We had originally thought to dine at the Bell House, but a fire and the resultant damage have taken this icon off the list of restaurants. Further research indicated that the Fig & Olive might be a good bet instead.
The location, at first glance, seems a little unprepossessing, nestled as it is in a row of shops, but the view - across the road to the old cemetery and church - accompanied by the loudest tui song I think I've ever heard, made it quite delightful.
We sat near the open doors on one of the first balmy evenings where this was an option, ordered drinks, and started on the business of the evening.
The menu is short but covers the essentials: fish, steak, lamb, chicken and vegetarian options, which are particularly well represented in the starter menu.
Bill chose the crispy salt and pepper squid and was somewhat surprised to be brought large battered and deep-fried pieces rather than the more usual squid rings. The batter was light and yes, crisp, and the squid tender - a good trick when you're deep-frying it.
My three filo cigars stuffed with potato, spinach and feta were a little light on the latter and thus rather bland, but the drizzle of sweet chilli sauce fixed this.
The cigars were so uniformly sized and neatly wrapped that I thought they must have been commercially made, but not so. Sam the chef and his team make everything they serve in the restaurant and his way with filo is commendable.
This was demonstrated again in Bill's main course of sultan's boureg - chicken and mushroom lightly spiced with curry, wrapped in filo spirals, and served with mango chutney. It sounds an unlikely combination, but was delicious, and the flavours
blended surprisingly easily.
I'm always a bit dubious about paella, having suffered through some very stodgy efforts in the past. Sam's rendition encourages me to order it more often. The huge mussels were tender and tasty, and the rice not at all gluey. The generous inclusions of strips of squid, tiny clams and shrimps could perhaps have done with a little less cooking time, but the prawns were plentiful and excellent. The whole was bound with a rich but not overpowering napolitano sauce.

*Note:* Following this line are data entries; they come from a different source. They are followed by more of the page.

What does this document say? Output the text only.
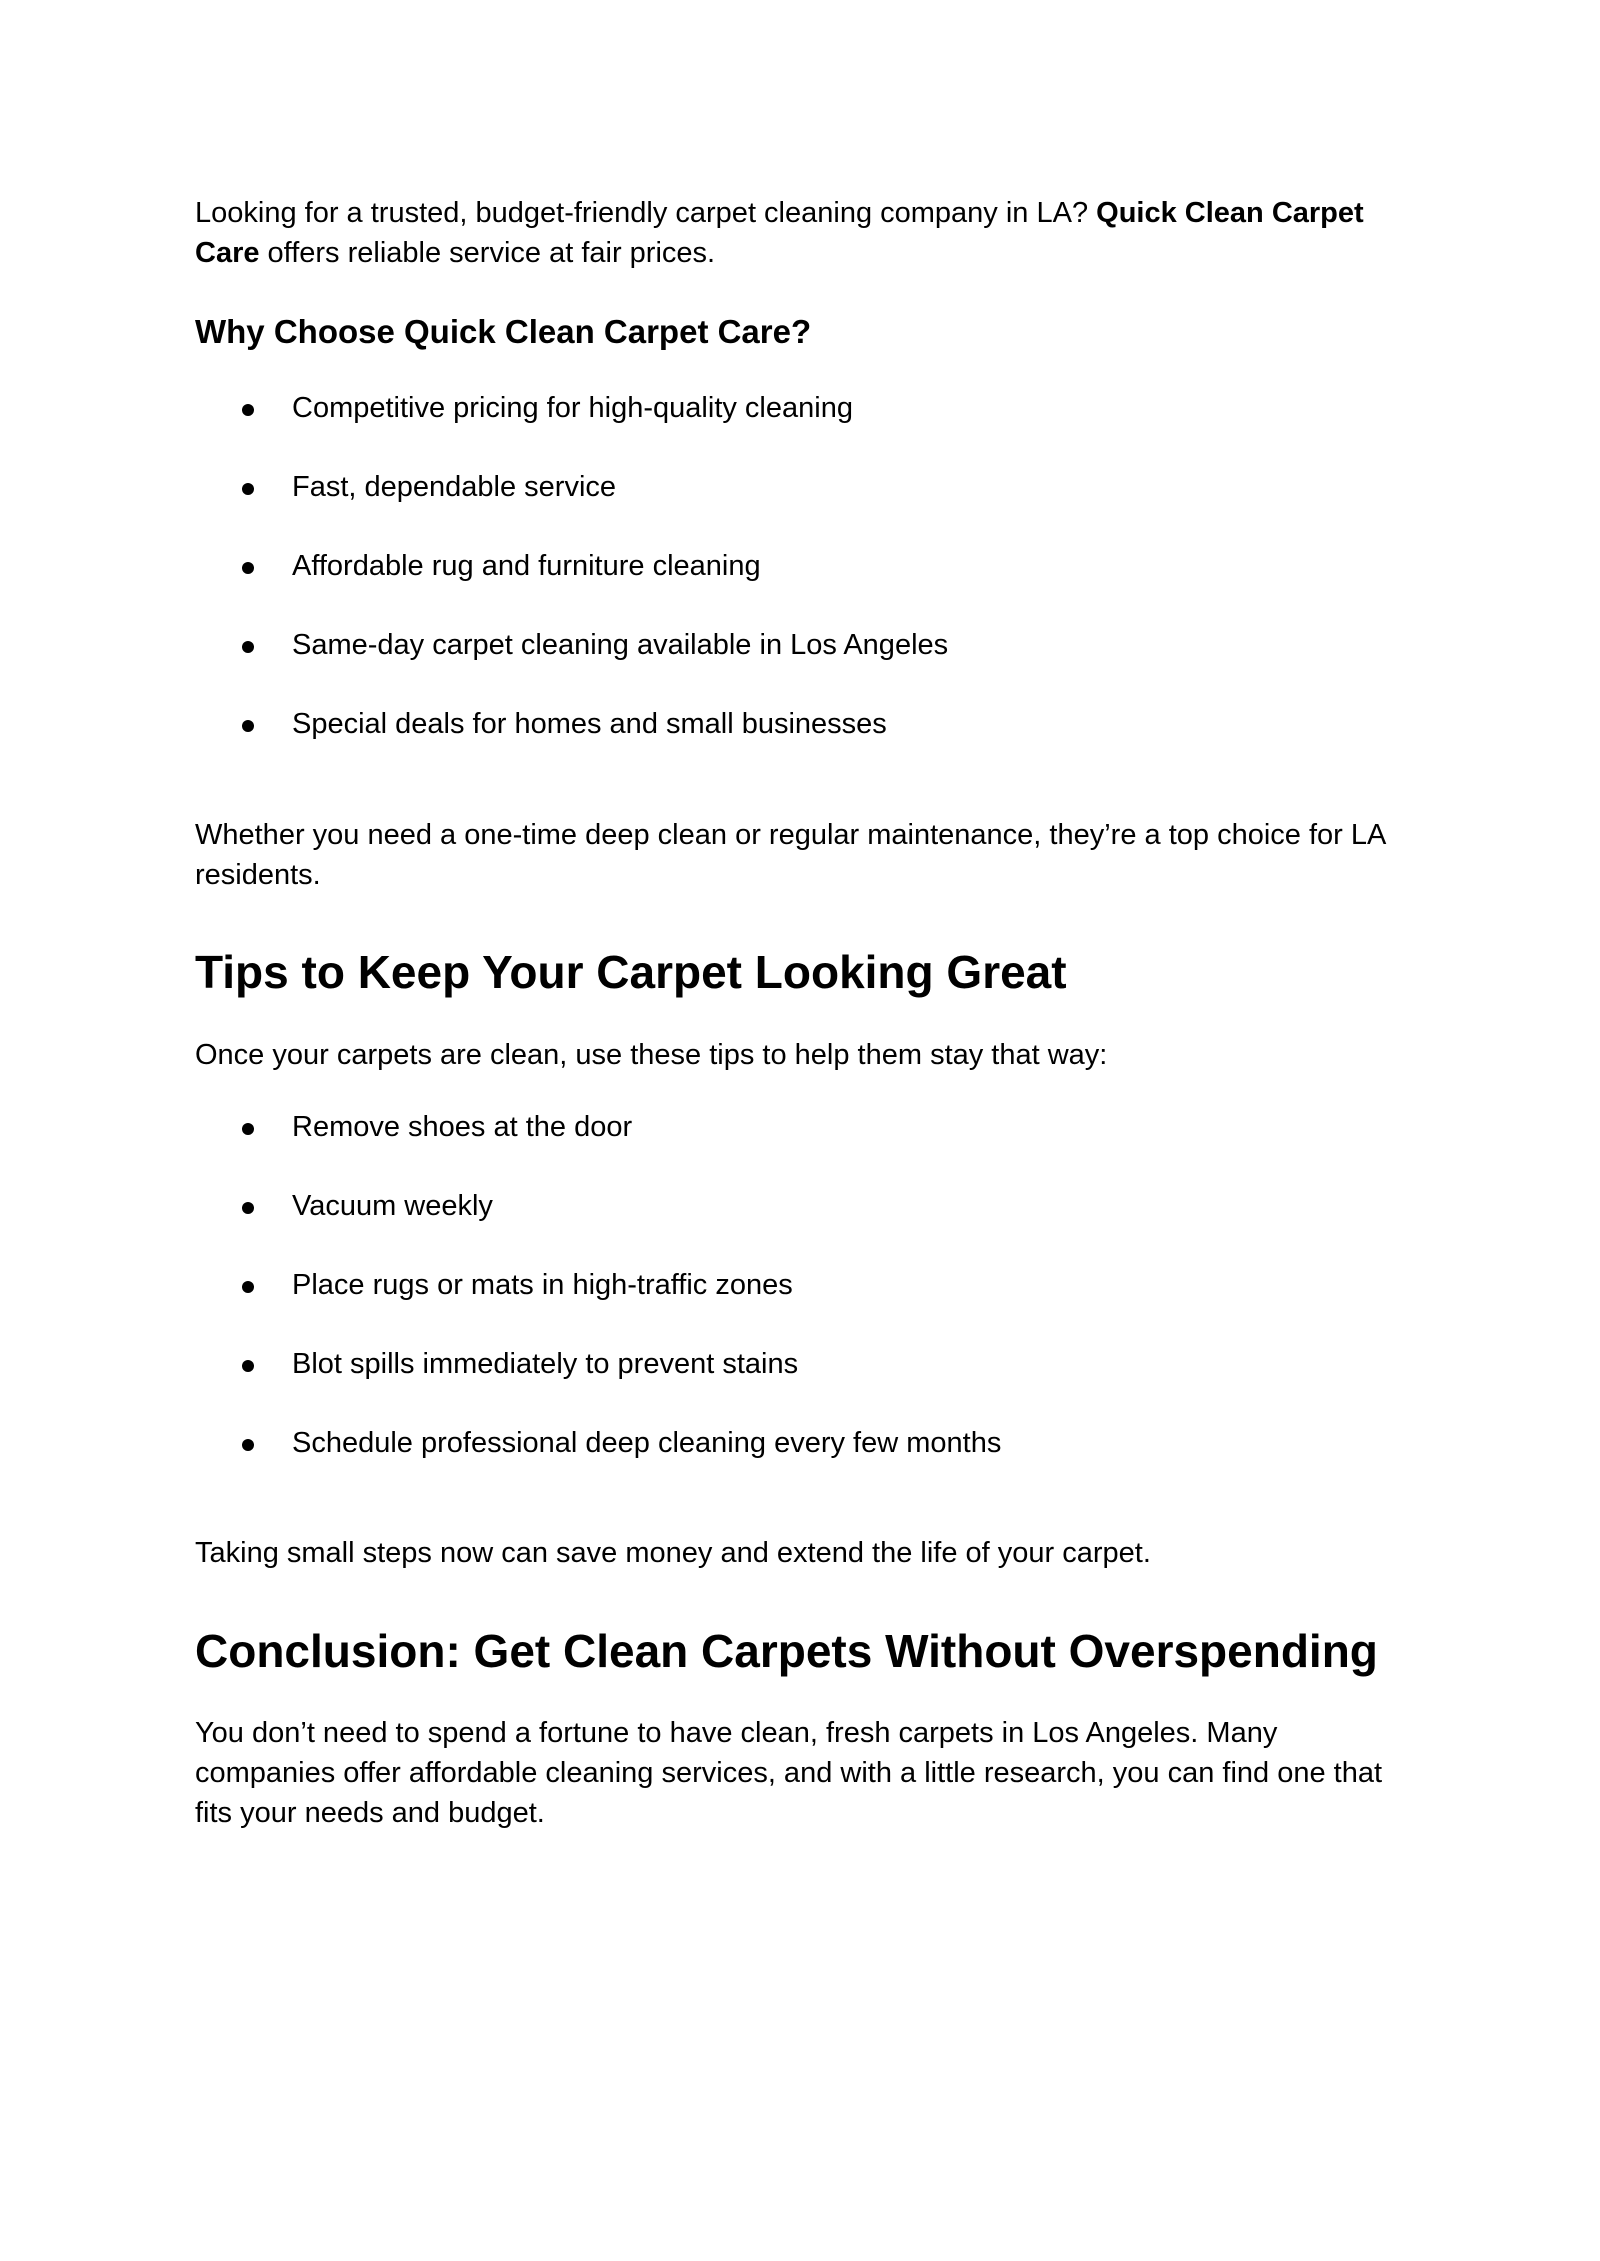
Looking for a trusted, budget-friendly carpet cleaning company in LA? Quick Clean Carpet Care offers reliable service at fair prices.

Why Choose Quick Clean Carpet Care?
Competitive pricing for high-quality cleaning
Fast, dependable service
Affordable rug and furniture cleaning
Same-day carpet cleaning available in Los Angeles
Special deals for homes and small businesses

Whether you need a one-time deep clean or regular maintenance, they’re a top choice for LA residents.

Tips to Keep Your Carpet Looking Great

Once your carpets are clean, use these tips to help them stay that way:

Remove shoes at the door
Vacuum weekly
Place rugs or mats in high-traffic zones
Blot spills immediately to prevent stains
Schedule professional deep cleaning every few months

Taking small steps now can save money and extend the life of your carpet.

Conclusion: Get Clean Carpets Without Overspending

You don’t need to spend a fortune to have clean, fresh carpets in Los Angeles. Many companies offer affordable cleaning services, and with a little research, you can find one that fits your needs and budget.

It sometimes seems that desserts are rather an afterthought for chefs, and so it was with Bill's baklava. We are used to eating an excellent one made by the folk at our local Turkish takeaway, but the Fig & Olive's rendition suffered by comparison, having rather too much filo wrapping which made the baklava dry and the honey indistinct.
A brandy each, and we were on our way. If I lived in the eastern suburbs of Auckland, the Fig & Olive would be a regular haunt. Although patronage was a little light on the evening we visited, I hope more locals will take advantage of this very good place. c
Rating out of 10
Our meal: $126.50 for two starters, two mains, one dessert, two beers and two glasses of wine plus two brandies.
Wine list: Predominantly New Zealand entries, with little to frighten the horses. Good range by the glass, and very well priced. There was nothing wrong with my Lake Chalice sauvignon blanc.
Verdict: For a suburban eating place, the Fig & Olive does things extremely well. The service is quick and friendly, and the decor, though plain, is comfortable. Howick locals are well served here.